Bolsonaro veta trechos de lei com medidas para proteger indígenas da covid-19



08.jul.2020 (quarta-feira) - 9h18

O presidente Jair Bolsonaro sancionou, com vetos, a lei nº 14.021, que determina medidas de proteção a povos indígenas durante a pandemia de covid-19. O texto foi publicado na edição desta 4ª feira (8.jul.2020) do Diário Oficial da União (DOU).

O texto determina que os povos indígenas, as comunidades quilombolas e demais povos tradicionais são considerados “grupos em situação de extrema vulnerabilidade” e, por isso, com alto risco de contaminação pelo novo coronavírus.

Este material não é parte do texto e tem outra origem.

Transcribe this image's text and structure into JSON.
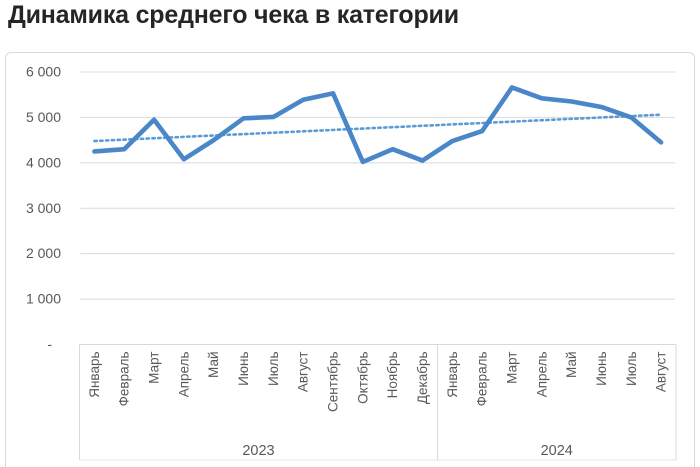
{
  "title": "Динамика среднего чека в категории",
  "chart_data": {
    "type": "line",
    "title": "Динамика среднего чека в категории",
    "xlabel": "",
    "ylabel": "",
    "ylim": [
      0,
      6000
    ],
    "grid": true,
    "legend": false,
    "yticks": [
      {
        "label": "6 000",
        "value": 6000
      },
      {
        "label": "5 000",
        "value": 5000
      },
      {
        "label": "4 000",
        "value": 4000
      },
      {
        "label": "3 000",
        "value": 3000
      },
      {
        "label": "2 000",
        "value": 2000
      },
      {
        "label": "1 000",
        "value": 1000
      },
      {
        "label": "-",
        "value": 0
      }
    ],
    "groups": [
      {
        "year": "2023",
        "months": [
          "Январь",
          "Февраль",
          "Март",
          "Апрель",
          "Май",
          "Июнь",
          "Июль",
          "Август",
          "Сентябрь",
          "Октябрь",
          "Ноябрь",
          "Декабрь"
        ],
        "values": [
          4250,
          4300,
          4950,
          4080,
          4500,
          4980,
          5010,
          5390,
          5530,
          4020,
          4300,
          4050
        ]
      },
      {
        "year": "2024",
        "months": [
          "Январь",
          "Февраль",
          "Март",
          "Апрель",
          "Май",
          "Июнь",
          "Июль",
          "Август"
        ],
        "values": [
          4480,
          4700,
          5660,
          5420,
          5350,
          5230,
          5000,
          4450
        ]
      }
    ],
    "trendline": {
      "type": "linear",
      "style": "dotted",
      "start_value": 4480,
      "end_value": 5060
    },
    "colors": {
      "series": "#4a87c8",
      "trend": "#5b9bd5",
      "grid": "#d9d9d9",
      "axis_text": "#595959",
      "title_text": "#252525",
      "border": "#d8d8d8"
    }
  }
}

Dados da Apib (Articulação dos Povos Indígenas do Brasil) mostram que, até 2 de julho, o número de casos confirmados de covid-19 entre indígenas era de 10.341. 

Bolsonaro vetou os trechos que determinavam que o governo deveria garantir “a oferta emergencial de leitos hospitalares e de terapia intensiva” e a compra de “ventiladores e máquinas de oxigenação sanguínea”. Além disso, o presidente excluiu a obrigação do governo liberar verba emergencial para a saúde indígena e facilitar o acesso de indígenas e quilombolas ao auxílio emergencial.

O presidente vetou também as partes que obrigavam a União a garantir “acesso a água potável” e distribuir de forma gratuita “materiais de higiene, limpeza e de desinfecção para as aldeias”. O governo ainda está liberado da obrigação de instalar internet nas aldeias e de distribuir cestas básicas.

Para justificar os vetos, Bolsonaro argumentou que as medidas criavam despesas obrigatórias sem que se demonstrasse o “respectivo impacto orçamentário e financeiro, o que seria inconstitucional”.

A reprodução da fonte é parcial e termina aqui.